One of the demands from the French was for a substantial indemnity amounting to 100 million livres to cover French expenses supposedly incurred during the war. Another was for ongoing support for an occupying army of 25,000 French troops. Sometimes this seems to have been paid in currency, but more often than not in the goods required by the army, including provisions for their horses, clothes, shoes, food, and drink.
According to Ralph Fell in A Tour Through the Batavian Republic published in 1801,
To relieve the presssing necessities of the French army, a requisition was made by the representatives of the French people for a supply of clothing and provisions to be delivered in the space of one month. . . [This included] 200,000 quintals of wheat. . .5 millions of rations of hay, 200,000 rations of straw, 150,000 pair of shoes, 20,000 pair of boots, 20,000 coats and waistcoats, 40,000 pair of breeches, 150,000 pair of panataloons, 200,000 shirts, 50,000 hats, and 12,000 oxens.
Requisitions owed to the French army were given priority over feeding their own people, so the Dutch basically beggared themselves to meet the demands of their revolutionary brothers.

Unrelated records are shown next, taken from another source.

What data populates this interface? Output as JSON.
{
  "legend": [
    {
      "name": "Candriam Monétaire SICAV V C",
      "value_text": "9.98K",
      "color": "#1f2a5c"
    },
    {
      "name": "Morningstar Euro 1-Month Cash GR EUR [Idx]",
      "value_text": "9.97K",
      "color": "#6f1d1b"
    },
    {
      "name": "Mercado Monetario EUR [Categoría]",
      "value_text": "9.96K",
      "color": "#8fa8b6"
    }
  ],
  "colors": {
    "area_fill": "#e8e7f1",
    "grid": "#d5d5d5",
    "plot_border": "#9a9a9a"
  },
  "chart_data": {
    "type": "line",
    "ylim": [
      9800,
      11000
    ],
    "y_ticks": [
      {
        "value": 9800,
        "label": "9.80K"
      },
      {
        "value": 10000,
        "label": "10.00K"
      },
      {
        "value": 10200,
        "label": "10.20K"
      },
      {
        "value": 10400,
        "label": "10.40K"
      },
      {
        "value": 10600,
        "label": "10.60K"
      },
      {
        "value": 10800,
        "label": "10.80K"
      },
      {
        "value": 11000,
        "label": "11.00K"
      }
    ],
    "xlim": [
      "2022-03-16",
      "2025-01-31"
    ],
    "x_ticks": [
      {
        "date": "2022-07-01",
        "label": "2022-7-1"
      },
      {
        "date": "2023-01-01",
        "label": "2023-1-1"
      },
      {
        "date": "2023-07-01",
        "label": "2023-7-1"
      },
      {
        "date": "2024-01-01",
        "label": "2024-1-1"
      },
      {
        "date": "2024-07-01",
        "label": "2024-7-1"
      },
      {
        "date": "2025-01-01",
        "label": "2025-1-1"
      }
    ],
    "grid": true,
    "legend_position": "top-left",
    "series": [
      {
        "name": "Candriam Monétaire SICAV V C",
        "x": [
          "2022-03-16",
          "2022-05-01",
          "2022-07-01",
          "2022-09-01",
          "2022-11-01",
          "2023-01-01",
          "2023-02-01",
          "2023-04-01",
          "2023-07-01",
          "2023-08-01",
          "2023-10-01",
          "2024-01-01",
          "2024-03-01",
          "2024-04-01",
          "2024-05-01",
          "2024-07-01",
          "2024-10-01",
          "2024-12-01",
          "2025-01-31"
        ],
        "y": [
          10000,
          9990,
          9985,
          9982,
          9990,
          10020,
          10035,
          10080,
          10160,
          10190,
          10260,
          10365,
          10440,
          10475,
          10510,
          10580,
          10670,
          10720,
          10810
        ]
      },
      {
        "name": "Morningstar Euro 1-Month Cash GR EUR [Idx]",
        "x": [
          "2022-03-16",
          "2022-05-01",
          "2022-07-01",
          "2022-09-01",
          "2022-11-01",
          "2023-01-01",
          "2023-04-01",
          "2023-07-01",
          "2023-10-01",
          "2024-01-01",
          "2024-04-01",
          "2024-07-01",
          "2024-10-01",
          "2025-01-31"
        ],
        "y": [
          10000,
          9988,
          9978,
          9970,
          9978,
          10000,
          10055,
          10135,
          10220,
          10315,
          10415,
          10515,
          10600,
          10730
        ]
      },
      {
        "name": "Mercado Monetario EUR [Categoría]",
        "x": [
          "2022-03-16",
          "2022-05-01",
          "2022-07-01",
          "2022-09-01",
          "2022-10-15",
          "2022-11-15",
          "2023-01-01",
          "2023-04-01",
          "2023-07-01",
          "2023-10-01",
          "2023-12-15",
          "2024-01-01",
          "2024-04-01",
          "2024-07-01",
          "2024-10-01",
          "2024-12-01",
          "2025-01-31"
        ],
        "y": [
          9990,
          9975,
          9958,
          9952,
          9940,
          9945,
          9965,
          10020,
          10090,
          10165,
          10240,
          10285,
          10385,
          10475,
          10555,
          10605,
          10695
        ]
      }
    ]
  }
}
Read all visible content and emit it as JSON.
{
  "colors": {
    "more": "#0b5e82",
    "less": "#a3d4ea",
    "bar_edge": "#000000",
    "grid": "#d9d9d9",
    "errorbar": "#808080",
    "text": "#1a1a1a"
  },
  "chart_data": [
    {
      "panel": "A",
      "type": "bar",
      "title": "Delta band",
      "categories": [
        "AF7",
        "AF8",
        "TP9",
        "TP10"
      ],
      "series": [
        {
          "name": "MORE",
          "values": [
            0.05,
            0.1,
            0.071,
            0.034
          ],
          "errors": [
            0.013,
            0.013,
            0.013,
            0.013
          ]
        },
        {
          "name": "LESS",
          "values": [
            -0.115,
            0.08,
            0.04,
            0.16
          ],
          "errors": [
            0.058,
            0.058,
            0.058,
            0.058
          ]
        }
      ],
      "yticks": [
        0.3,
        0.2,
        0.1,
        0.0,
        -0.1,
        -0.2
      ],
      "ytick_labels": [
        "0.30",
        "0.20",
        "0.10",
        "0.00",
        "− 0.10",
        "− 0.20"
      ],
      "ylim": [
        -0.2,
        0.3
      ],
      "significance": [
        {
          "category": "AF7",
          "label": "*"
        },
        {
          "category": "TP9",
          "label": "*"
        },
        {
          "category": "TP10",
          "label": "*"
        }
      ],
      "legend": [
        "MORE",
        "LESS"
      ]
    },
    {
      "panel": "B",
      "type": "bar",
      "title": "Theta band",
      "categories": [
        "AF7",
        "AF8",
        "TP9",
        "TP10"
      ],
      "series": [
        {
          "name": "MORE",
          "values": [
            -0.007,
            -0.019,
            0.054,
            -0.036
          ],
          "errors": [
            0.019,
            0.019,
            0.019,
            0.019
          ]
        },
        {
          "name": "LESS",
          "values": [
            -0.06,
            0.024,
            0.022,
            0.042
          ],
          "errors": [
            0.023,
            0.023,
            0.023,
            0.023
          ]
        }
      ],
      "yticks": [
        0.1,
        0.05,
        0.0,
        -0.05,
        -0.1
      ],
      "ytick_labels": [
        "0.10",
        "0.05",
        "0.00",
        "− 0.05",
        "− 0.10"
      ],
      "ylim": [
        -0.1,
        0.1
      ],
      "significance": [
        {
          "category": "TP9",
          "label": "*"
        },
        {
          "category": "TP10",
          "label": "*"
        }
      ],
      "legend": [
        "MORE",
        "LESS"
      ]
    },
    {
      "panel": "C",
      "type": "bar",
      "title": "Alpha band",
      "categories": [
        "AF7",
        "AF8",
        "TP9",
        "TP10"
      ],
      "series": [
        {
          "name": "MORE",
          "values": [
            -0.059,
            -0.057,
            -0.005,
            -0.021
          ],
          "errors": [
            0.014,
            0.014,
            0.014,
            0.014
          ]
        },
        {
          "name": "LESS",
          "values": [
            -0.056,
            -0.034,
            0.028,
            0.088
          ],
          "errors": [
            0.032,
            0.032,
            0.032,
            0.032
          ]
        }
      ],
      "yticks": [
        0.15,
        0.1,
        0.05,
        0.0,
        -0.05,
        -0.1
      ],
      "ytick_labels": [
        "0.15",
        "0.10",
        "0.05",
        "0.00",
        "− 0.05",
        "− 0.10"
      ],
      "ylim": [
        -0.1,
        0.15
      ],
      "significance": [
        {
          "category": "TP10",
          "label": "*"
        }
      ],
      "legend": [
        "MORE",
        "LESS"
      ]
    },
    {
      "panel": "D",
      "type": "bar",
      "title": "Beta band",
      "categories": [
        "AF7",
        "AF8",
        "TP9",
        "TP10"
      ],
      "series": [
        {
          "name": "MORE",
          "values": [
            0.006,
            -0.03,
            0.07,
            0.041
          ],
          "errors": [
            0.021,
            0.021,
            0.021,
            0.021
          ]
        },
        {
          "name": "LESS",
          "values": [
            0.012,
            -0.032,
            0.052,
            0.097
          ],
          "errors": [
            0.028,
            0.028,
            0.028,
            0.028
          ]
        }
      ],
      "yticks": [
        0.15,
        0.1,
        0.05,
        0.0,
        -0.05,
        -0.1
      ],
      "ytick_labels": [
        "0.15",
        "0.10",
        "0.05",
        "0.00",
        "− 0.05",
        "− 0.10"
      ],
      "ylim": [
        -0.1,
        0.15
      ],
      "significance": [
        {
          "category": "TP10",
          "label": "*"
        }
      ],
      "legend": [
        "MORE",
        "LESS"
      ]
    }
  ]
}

And to make matters worse, the payment the Dutch received for these provisions was rendered in increasingly worthless recipissen. This led inevitably, as Simon Schama says, to a downward spiral of "of hunger and debt."
It is in this context that we must see the rest Hess's commentary. Here is the French text of the "Explanation."
Les membres de ce Committé viennent de faire une emplette pour alimenter le pays. Une poignée de raves et un poisson sec suffisent à des apprentifs-republicains. On voit bien que ce pecheur, qui a vendu le poisson, ne sent pas encore tout le prix de la liberté, puisqu'il grogne de n'avoir reçu qu'un Recipisse en place d'argent comptant.
And here is my free English translation.
The members of the Committee have just made a purchase to feed the country. A handful of turnips and a dried fish are sufficient for these apprentice republicans. One sees well that the sinner who sold the fish is not yet aware of the price of liberty since he grumbles about having only received a receipt in place of actual cash.
Het
Committé van de Vivres
[1796?]
© Zentralbibliothek Zürich
As in most of the plates of Hollandia Regenerata, Gillray follows the Hess's drawing very closely. The disposition of the figures and the details and meaning of the print all derive from Hess, but Gillray has sharpened every line and, with a wonderful use of shading, given a depth and solidity to the background, foreground, and figures (especially their clothes) that is missing in the original Hess drawing.